Special Topics in Mathematics (MAS480B)

Special Topics in Computer Science (CS492A)

Linear Algebra in Combinatorics and Algorithms

Spring Semester 2010

Linear algebra has many applications in mathematics, and in science and engineering in general. It is less often associated with results in discrete mathematics. In this course we will meet some such results in my area of interest, combinatorics and algorithms. The appearance of linear algebra methods in these results is often unexpected, and leads to some beautiful proofs.

The course is meant for undergraduate students. Third year students who have taken second year linear algebra will have no problem to follow. I will also review some necessary linear algebra, so that students who have only taken freshman linear algebra can follow with a bit of effort.

Each result I present will be self-contained, so this course is very suitable for students who only want to audit it and can't be present in every class.

The course is cross-listed and offered as both CS492A (Special Topics in Computer Science) and MAS480B (Special Topics in Mathematics).


Otfried Cheong (Office: E3-1 3434, Phone: 3542).


Juyoung Yon (Office: E3-1 3439, Phone: 3582).


Lectures are given in English. The class meets Monday, Wednesday, and Friday from 10:00 to 10:50 in room 2445 (classroom 4) in the Computer Science Building (E3-1).

Moodle forums

Students should enroll for the course on Moodle. This will allow you to see your grades as soon as I have computed them, instead of when they are released on CAIS.

We have two forums for the course on Moodle:

Please subscribe at least to the announcement board so that you do not miss important announcements, for instance if the class is cancelled because I am sick. (Go to the announcement board and click on Subscribe to this forum in the top right corner.)

Grading policy

Students will be graded based on homeworks (40%), a final exam (40%), and participation (20%). There will be no midterm exam.


There will be a final exam on Friday, May 7, from 10:00 to 11:00 in our usual class room.

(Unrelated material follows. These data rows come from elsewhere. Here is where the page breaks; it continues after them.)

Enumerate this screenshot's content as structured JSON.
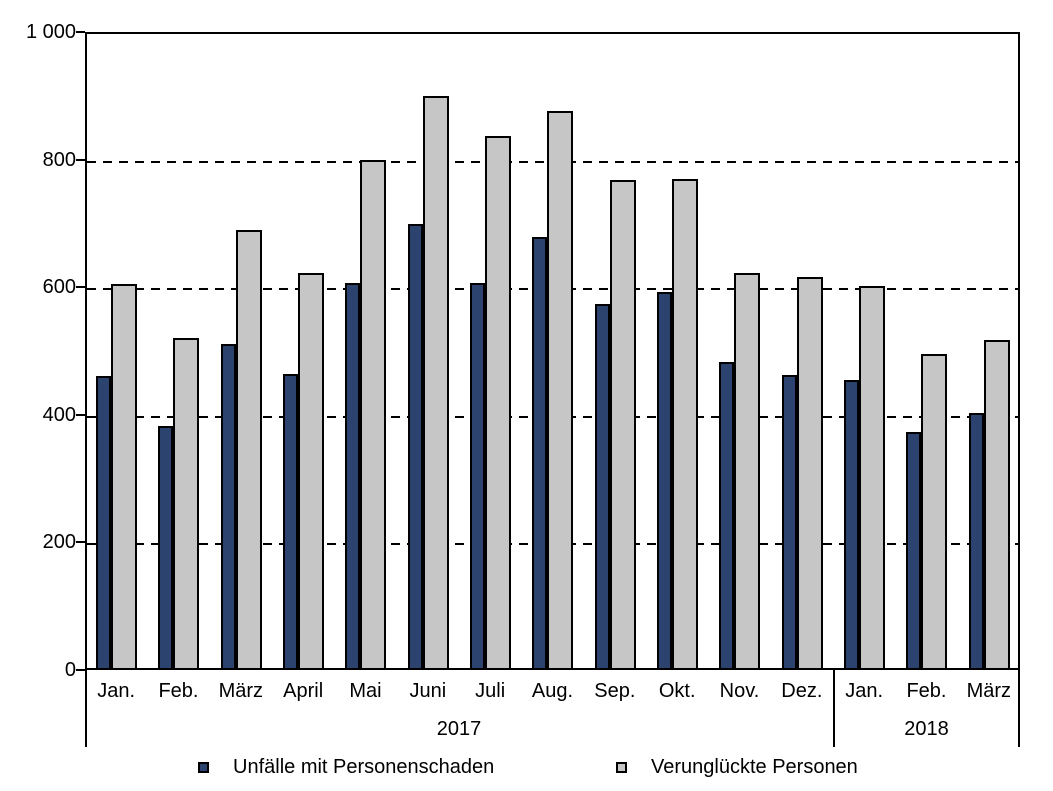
{
  "chart_data": {
    "type": "bar",
    "categories": [
      "Jan.",
      "Feb.",
      "März",
      "April",
      "Mai",
      "Juni",
      "Juli",
      "Aug.",
      "Sep.",
      "Okt.",
      "Nov.",
      "Dez.",
      "Jan.",
      "Feb.",
      "März"
    ],
    "year_groups": [
      {
        "label": "2017",
        "months": 12
      },
      {
        "label": "2018",
        "months": 3
      }
    ],
    "series": [
      {
        "name": "Unfälle mit Personenschaden",
        "color": "#2C436F",
        "values": [
          460,
          382,
          511,
          463,
          608,
          700,
          607,
          680,
          574,
          593,
          483,
          462,
          454,
          372,
          403
        ]
      },
      {
        "name": "Verunglückte Personen",
        "color": "#C6C6C6",
        "values": [
          605,
          520,
          691,
          623,
          802,
          903,
          839,
          878,
          770,
          772,
          623,
          617,
          602,
          495,
          518
        ]
      }
    ],
    "title": "",
    "xlabel": "",
    "ylabel": "",
    "ylim": [
      0,
      1000
    ],
    "ytick_step": 200,
    "ytick_labels": [
      "0",
      "200",
      "400",
      "600",
      "800",
      "1 000"
    ],
    "grid": "horizontal dashed gridlines at 200, 400, 600, 800",
    "legend_position": "bottom",
    "axis_color": "#000000",
    "background_color": "#FFFFFF"
  },
  "legend": {
    "items": [
      {
        "label": "Unfälle mit Personenschaden"
      },
      {
        "label": "Verunglückte Personen"
      }
    ]
  }
}
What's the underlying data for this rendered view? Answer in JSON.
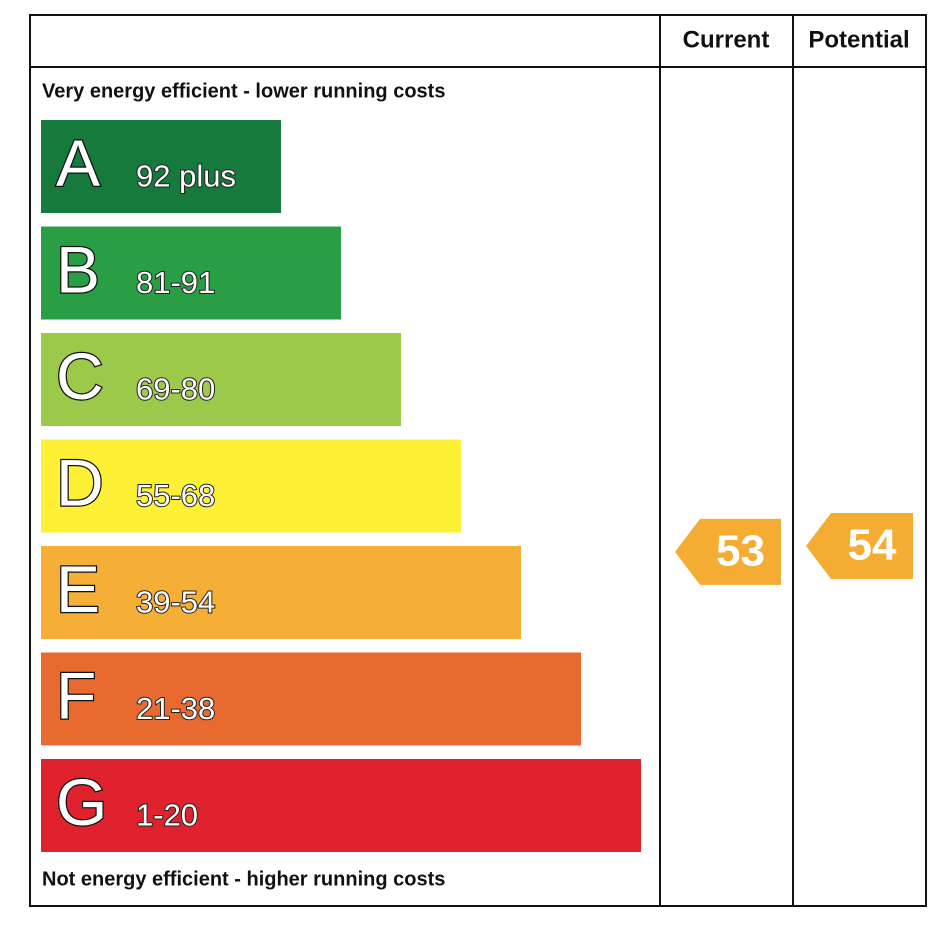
{
  "header": {
    "current": "Current",
    "potential": "Potential"
  },
  "top_note": "Very energy efficient - lower running costs",
  "bottom_note": "Not energy efficient - higher running costs",
  "bands": [
    {
      "letter": "A",
      "range": "92 plus",
      "color": "#157a3c"
    },
    {
      "letter": "B",
      "range": "81-91",
      "color": "#2a9e44"
    },
    {
      "letter": "C",
      "range": "69-80",
      "color": "#9dc94a"
    },
    {
      "letter": "D",
      "range": "55-68",
      "color": "#fef034"
    },
    {
      "letter": "E",
      "range": "39-54",
      "color": "#f5ae36"
    },
    {
      "letter": "F",
      "range": "21-38",
      "color": "#e96a31"
    },
    {
      "letter": "G",
      "range": "1-20",
      "color": "#e0222e"
    }
  ],
  "current": {
    "value": 53,
    "color": "#f5ac33"
  },
  "potential": {
    "value": 54,
    "color": "#f5ac33"
  }
}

The exam is open book: You can bring one copy of the lecture notes by Jiří Matoušek. No other references are allowed.


This class will be based on lecture notes written by Jiří Matoušek. The lecture notes are not publicly available, but will be provided to students in the course.

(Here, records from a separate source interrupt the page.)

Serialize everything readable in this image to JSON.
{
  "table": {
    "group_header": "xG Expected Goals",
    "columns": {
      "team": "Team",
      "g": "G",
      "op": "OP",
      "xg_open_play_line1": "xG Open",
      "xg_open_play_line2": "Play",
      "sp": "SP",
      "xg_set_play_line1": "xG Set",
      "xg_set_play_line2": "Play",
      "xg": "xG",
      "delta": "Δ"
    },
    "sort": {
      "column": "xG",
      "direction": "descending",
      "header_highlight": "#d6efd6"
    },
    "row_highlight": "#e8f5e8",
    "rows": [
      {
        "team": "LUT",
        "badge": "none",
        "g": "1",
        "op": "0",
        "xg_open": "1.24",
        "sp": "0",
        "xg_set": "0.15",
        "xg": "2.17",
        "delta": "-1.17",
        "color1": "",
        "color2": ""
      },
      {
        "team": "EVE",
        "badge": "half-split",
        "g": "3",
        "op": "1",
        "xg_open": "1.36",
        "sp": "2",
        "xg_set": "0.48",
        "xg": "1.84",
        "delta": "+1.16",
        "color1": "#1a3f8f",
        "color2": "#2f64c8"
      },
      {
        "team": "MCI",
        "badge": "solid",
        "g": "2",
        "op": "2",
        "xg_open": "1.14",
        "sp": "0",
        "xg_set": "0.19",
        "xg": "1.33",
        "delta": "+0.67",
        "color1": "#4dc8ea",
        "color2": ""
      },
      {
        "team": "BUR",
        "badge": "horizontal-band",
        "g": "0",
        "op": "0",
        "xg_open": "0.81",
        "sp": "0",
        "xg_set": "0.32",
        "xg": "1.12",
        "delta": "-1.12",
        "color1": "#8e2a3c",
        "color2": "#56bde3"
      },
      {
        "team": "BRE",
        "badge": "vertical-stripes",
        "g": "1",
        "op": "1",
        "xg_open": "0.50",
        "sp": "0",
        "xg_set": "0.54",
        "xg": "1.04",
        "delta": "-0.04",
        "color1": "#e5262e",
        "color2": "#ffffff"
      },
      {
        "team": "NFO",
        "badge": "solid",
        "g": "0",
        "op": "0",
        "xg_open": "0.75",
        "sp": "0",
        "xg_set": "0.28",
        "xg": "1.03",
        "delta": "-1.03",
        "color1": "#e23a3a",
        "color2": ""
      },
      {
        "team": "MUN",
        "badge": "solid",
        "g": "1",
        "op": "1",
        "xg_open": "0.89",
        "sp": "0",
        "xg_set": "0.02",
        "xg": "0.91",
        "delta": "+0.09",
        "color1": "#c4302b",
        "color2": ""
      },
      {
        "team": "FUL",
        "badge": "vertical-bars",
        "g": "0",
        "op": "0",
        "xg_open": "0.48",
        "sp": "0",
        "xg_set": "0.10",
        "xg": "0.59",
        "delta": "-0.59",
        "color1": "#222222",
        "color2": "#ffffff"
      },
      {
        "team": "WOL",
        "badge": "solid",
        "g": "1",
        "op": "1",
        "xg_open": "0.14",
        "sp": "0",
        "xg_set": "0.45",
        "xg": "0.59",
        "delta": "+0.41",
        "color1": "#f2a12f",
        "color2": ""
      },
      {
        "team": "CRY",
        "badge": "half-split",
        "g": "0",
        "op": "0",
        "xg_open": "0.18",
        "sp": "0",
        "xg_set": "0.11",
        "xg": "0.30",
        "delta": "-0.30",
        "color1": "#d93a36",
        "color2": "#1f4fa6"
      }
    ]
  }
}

Here is a rough list of what we will cover in each week of the semester.

Week 1 Fibonacci numbers
Week 2 Set systems with prescribed intersection patterns
Week 3 Are these distances Euclidean?
Week 4 Complete graphs from bipartite graphs
Week 5 Counting spanning trees
Week 6 Error-correcting codes
Week 7 Checking computations
Week 8 No class (midterm exam week)
Week 9 Petersen, Hoffman-Singleton, and maybe 57
Week 10 Point sets with only two distances
Week 11 A result from discrepancy theory
Week 12 Tilings
Week 13 Kakeya's conjecture for finite fields
Week 14 Shannon capacity of a graph
Week 15 Rotating the cube
Week 16 Final Exam week

Course progress

The material covered in the lectures so far:

02-01 Introduction, Odd distances, Clubs of Oddtown Ch. 6, Ch. 3
02-03 Fibonacci numbers Ch. 1, Ch. 2
02-05 Walking in the yard Ch. 20
02-10 Complete graph from bipartite graphs Ch. 8
02-17 Vector spaces, Tiling a rectangle Ch. 12
02-19 Linear codes Ch. 5
02-22 Equiangular lines, same-size intersection Ch. 9, Ch. 4
02-24 Covering a cube, Only two distances Ch. 16, Ch. 15
02-26 Joints and Lines arXiv:0906.0558
03-03 Three Petersen graphs are not enough Ch. 13
03-05 Petersen, Hoffman-Singleton, perhaps 57 Ch. 14
03-08 Counting spanning trees I Ch. 21
03-10 Counting spanning trees II, Medium-size intersection Ch. 21, Ch. 17
03-12 Borsuk's question Ch. 18
03-17 Counting tilings I Ch. 22
03-19 Counting tilings II Ch. 22
03-29 Integer partitions I Ch. 23
03-31 Integer partitions II Ch. 23
04-02 Find the triangle, Checking matrix multiplication Ch. 10, Ch. 11
04-05 Perfect matchings Ch. 24
04-07 Counting compositions Ch. 26
04-09 Is it associative? CH. 27
04-12 Spectral partitioning I Ch. 31
04-14 Spectral partitioning II Ch. 31
04-16 Sauer's lemma Smolensky's paper
04-21 Euclidean distances Ch. 7, Ch. 30
04-23 More on Euclidean distances Ch. 30
04-26 Shannon Capacity I Ch. 28
04-28 Shannon Capacity II Ch. 28
04-30 Review Homework 2
05-07 Final exam
05-10 Review Homework 3 and exam


There will be a few homework assignments in this course. You will have one or two weeks to complete an assignment. Homeworks must be submitted on paper and must be handed in at the beginning of class.